Albert Einstein once said, “Insanity is repeating one process and expecting different results.”
So how is it possible not to waste time on something we invested so much in? Are we all insane to believe in our shiny ideas?
Not necessarily. Burka and Knapp recognizes that there is a better way to go about developing an idea that is much faster than the old fashioned step by step linear procedure and it only takes five days. And they do this by redefining the word “ship.” The traditional meaning of “ship” means getting it off the production line and into the hands of users. Then beautiful data is collected, but rarely is that the case—because often press releases, new features and other variables end up muddying the data.
Their fast-paced method begins on Monday and strictly ends on Friday. A deadline is key. Each day has a specific job. On Monday they would schedule a target audience to view their prototype on Friday, which means a prototype needs to be ready by Thursday night. So what happens in between?
Day one is all about learning and understanding the users, consumers and the product itself. By boosting the knowledge of what the customer needs and what the product needs to do, the team can then recognize which direction they need to take.
The second day is where the team needs to sketch out every possible solution. But it is not a group brainstorm; rather the team breaks up to work individually. That way by the end of the day there should be a large collection of well thought though ideas.

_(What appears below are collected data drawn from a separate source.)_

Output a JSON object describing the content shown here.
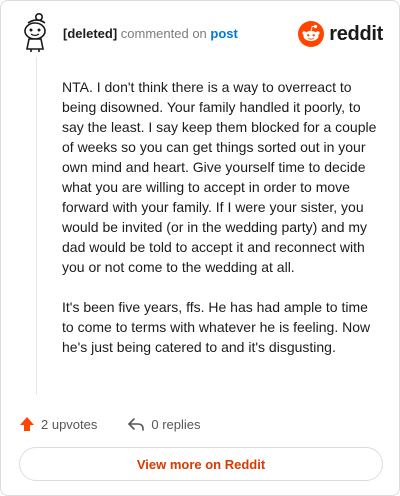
{
  "comment": {
    "author": "[deleted]",
    "action_text": "commented on",
    "post_link": "post",
    "paragraphs": [
      "NTA. I don't think there is a way to overreact to being disowned. Your family handled it poorly, to say the least. I say keep them blocked for a couple of weeks so you can get things sorted out in your own mind and heart. Give yourself time to decide what you are willing to accept in order to move forward with your family. If I were your sister, you would be invited (or in the wedding party) and my dad would be told to accept it and reconnect with you or not come to the wedding at all.",
      "It's been five years, ffs. He has had ample to time to come to terms with whatever he is feeling. Now he's just being catered to and it's disgusting."
    ]
  },
  "brand": {
    "name": "reddit",
    "icon": "reddit-snoo-icon",
    "color": "#ff4500"
  },
  "actions": {
    "upvotes_label": "2 upvotes",
    "replies_label": "0 replies",
    "upvote_icon": "upvote-arrow-icon",
    "reply_icon": "reply-arrow-icon",
    "upvote_color": "#ff4500"
  },
  "footer": {
    "view_more_label": "View more on Reddit",
    "accent": "#d93a00"
  }
}
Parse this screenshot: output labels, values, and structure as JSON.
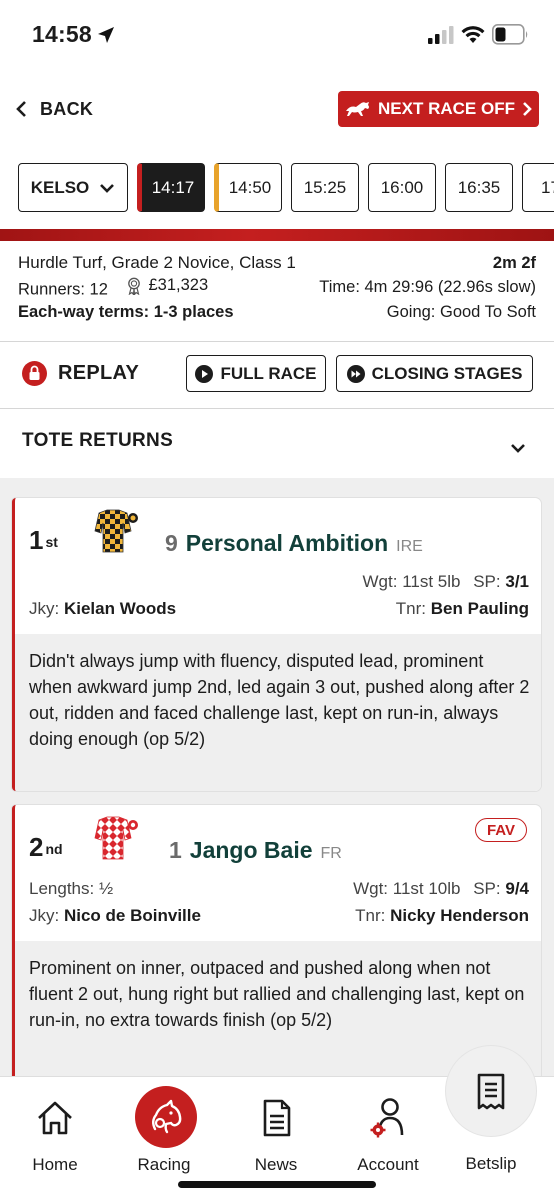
{
  "status": {
    "time": "14:58"
  },
  "nav": {
    "back_label": "BACK",
    "next_race_label": "NEXT RACE OFF"
  },
  "course": {
    "name": "KELSO",
    "times": [
      "14:17",
      "14:50",
      "15:25",
      "16:00",
      "16:35",
      "17:"
    ],
    "active_time": "14:17"
  },
  "race": {
    "title": "Hurdle Turf, Grade 2 Novice, Class 1",
    "distance": "2m 2f",
    "runners": "Runners: 12",
    "prize": "£31,323",
    "time": "Time: 4m 29:96 (22.96s slow)",
    "each_way": "Each-way terms: 1-3 places",
    "going": "Going: Good To Soft"
  },
  "replay": {
    "label": "REPLAY",
    "full_race": "FULL RACE",
    "closing_stages": "CLOSING STAGES"
  },
  "tote": {
    "label": "TOTE RETURNS"
  },
  "results": [
    {
      "position": "1",
      "suffix": "st",
      "number": "9",
      "name": "Personal Ambition",
      "country": "IRE",
      "weight_label": "Wgt:",
      "weight": "11st 5lb",
      "sp_label": "SP:",
      "sp": "3/1",
      "jockey_label": "Jky:",
      "jockey": "Kielan Woods",
      "trainer_label": "Tnr:",
      "trainer": "Ben Pauling",
      "comment": "Didn't always jump with fluency, disputed lead, prominent when awkward jump 2nd, led again 3 out, pushed along after 2 out, ridden and faced challenge last, kept on run-in, always doing enough (op 5/2)"
    },
    {
      "position": "2",
      "suffix": "nd",
      "number": "1",
      "name": "Jango Baie",
      "country": "FR",
      "badge": "FAV",
      "lengths_label": "Lengths:",
      "lengths": "½",
      "weight_label": "Wgt:",
      "weight": "11st 10lb",
      "sp_label": "SP:",
      "sp": "9/4",
      "jockey_label": "Jky:",
      "jockey": "Nico de Boinville",
      "trainer_label": "Tnr:",
      "trainer": "Nicky Henderson",
      "comment": "Prominent on inner, outpaced and pushed along when not fluent 2 out, hung right but rallied and challenging last, kept on run-in, no extra towards finish (op 5/2)"
    }
  ],
  "bottom_nav": {
    "home": "Home",
    "racing": "Racing",
    "news": "News",
    "account": "Account",
    "betslip": "Betslip"
  },
  "colors": {
    "brand_red": "#c41f1f",
    "amber": "#e8a32b",
    "dark_green": "#12403a"
  }
}
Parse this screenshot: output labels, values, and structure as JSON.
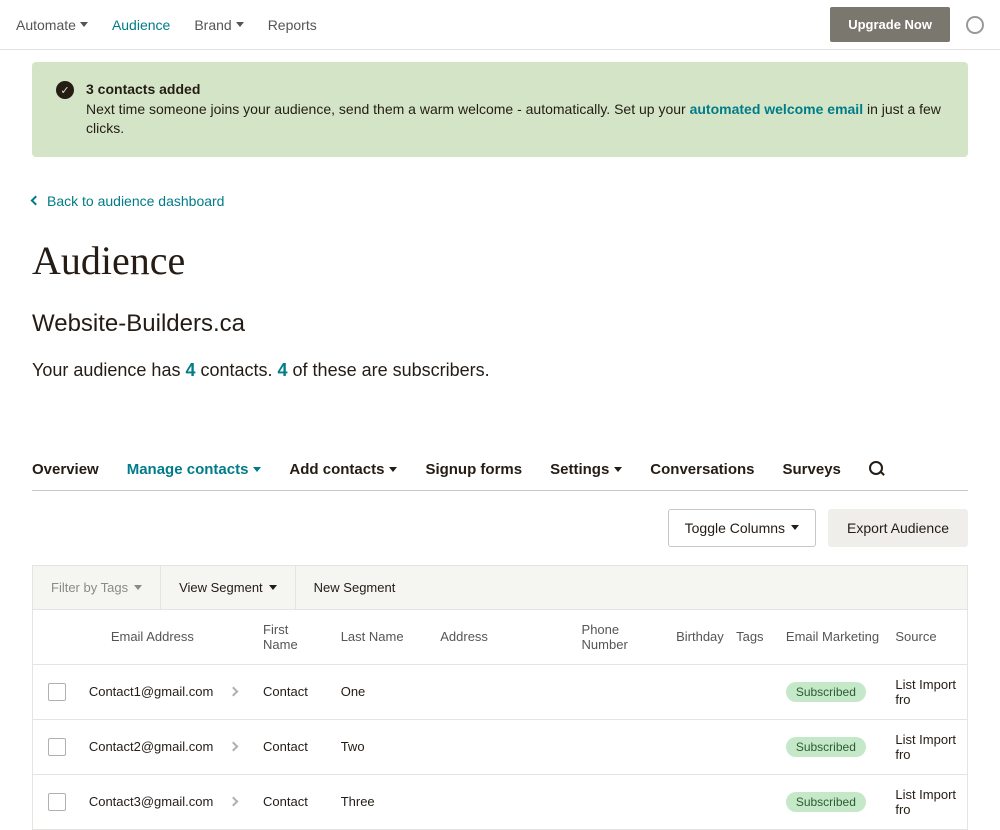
{
  "topnav": {
    "items": [
      {
        "label": "Automate",
        "caret": true
      },
      {
        "label": "Audience",
        "caret": false,
        "active": true
      },
      {
        "label": "Brand",
        "caret": true
      },
      {
        "label": "Reports",
        "caret": false
      }
    ],
    "upgrade_label": "Upgrade Now"
  },
  "notice": {
    "title": "3 contacts added",
    "text_before": "Next time someone joins your audience, send them a warm welcome - automatically. Set up your ",
    "link_text": "automated welcome email",
    "text_after": " in just a few clicks."
  },
  "backlink": {
    "label": "Back to audience dashboard"
  },
  "page": {
    "title": "Audience",
    "subtitle": "Website-Builders.ca",
    "stats_prefix": "Your audience has ",
    "count1": "4",
    "stats_mid": " contacts. ",
    "count2": "4",
    "stats_suffix": " of these are subscribers."
  },
  "tabs": [
    {
      "label": "Overview"
    },
    {
      "label": "Manage contacts",
      "caret": true,
      "active": true
    },
    {
      "label": "Add contacts",
      "caret": true
    },
    {
      "label": "Signup forms"
    },
    {
      "label": "Settings",
      "caret": true
    },
    {
      "label": "Conversations"
    },
    {
      "label": "Surveys"
    }
  ],
  "toolbar": {
    "toggle_columns": "Toggle Columns",
    "export": "Export Audience"
  },
  "filterbar": {
    "tags": "Filter by Tags",
    "view_segment": "View Segment",
    "new_segment": "New Segment"
  },
  "columns": {
    "email": "Email Address",
    "first": "First Name",
    "last": "Last Name",
    "address": "Address",
    "phone": "Phone Number",
    "birthday": "Birthday",
    "tags": "Tags",
    "email_marketing": "Email Marketing",
    "source": "Source"
  },
  "rows": [
    {
      "email": "Contact1@gmail.com",
      "first": "Contact",
      "last": "One",
      "status": "Subscribed",
      "source": "List Import fro"
    },
    {
      "email": "Contact2@gmail.com",
      "first": "Contact",
      "last": "Two",
      "status": "Subscribed",
      "source": "List Import fro"
    },
    {
      "email": "Contact3@gmail.com",
      "first": "Contact",
      "last": "Three",
      "status": "Subscribed",
      "source": "List Import fro"
    }
  ]
}
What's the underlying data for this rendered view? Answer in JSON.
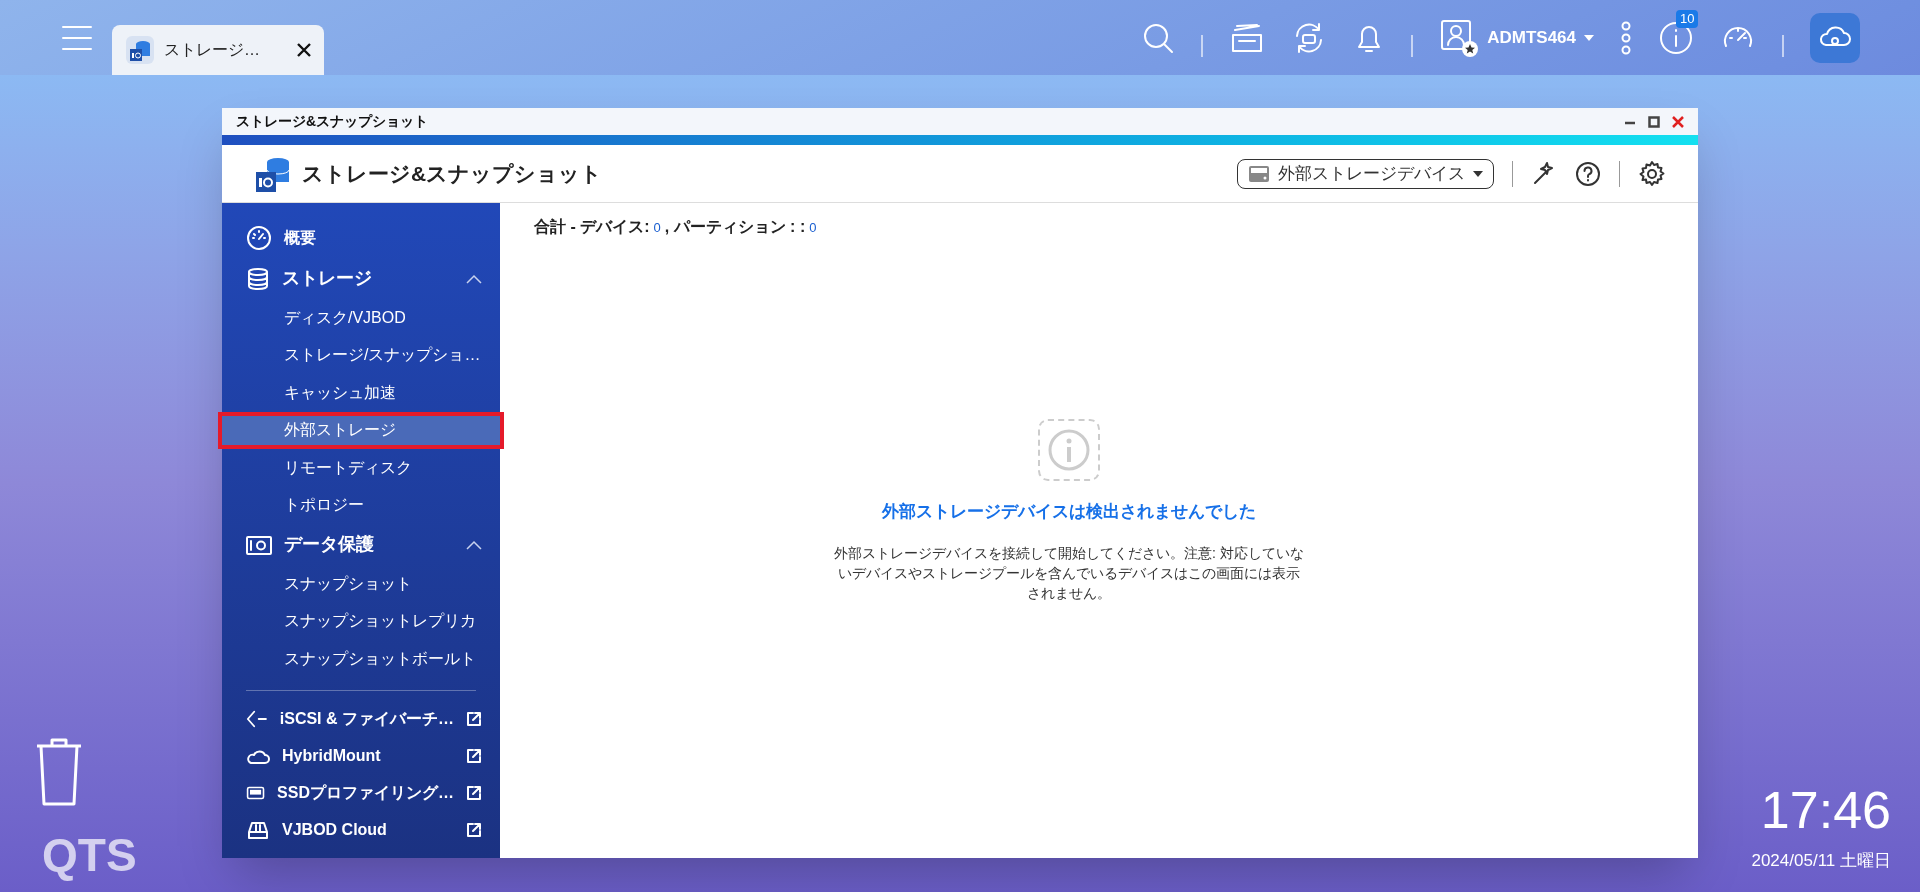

On the third day the team would narrow the ideas down, but not in the most democratic way, that method tends to lead to more watered down ideas. They don’t choose the ideas, but rather the concepts they feel really must be tested. Then you let the data decide.
The fourth day is all about creating the prototypes. It might sound like a limited amount of time, but first three days help significantly in planning out the building processes.
And finally Friday morning arrives and it is all about testing out the idea. Whether it is good or bad, the data will tell it all. Either way, time was not lost, a lesson was learned and sanity was retained—at least for now.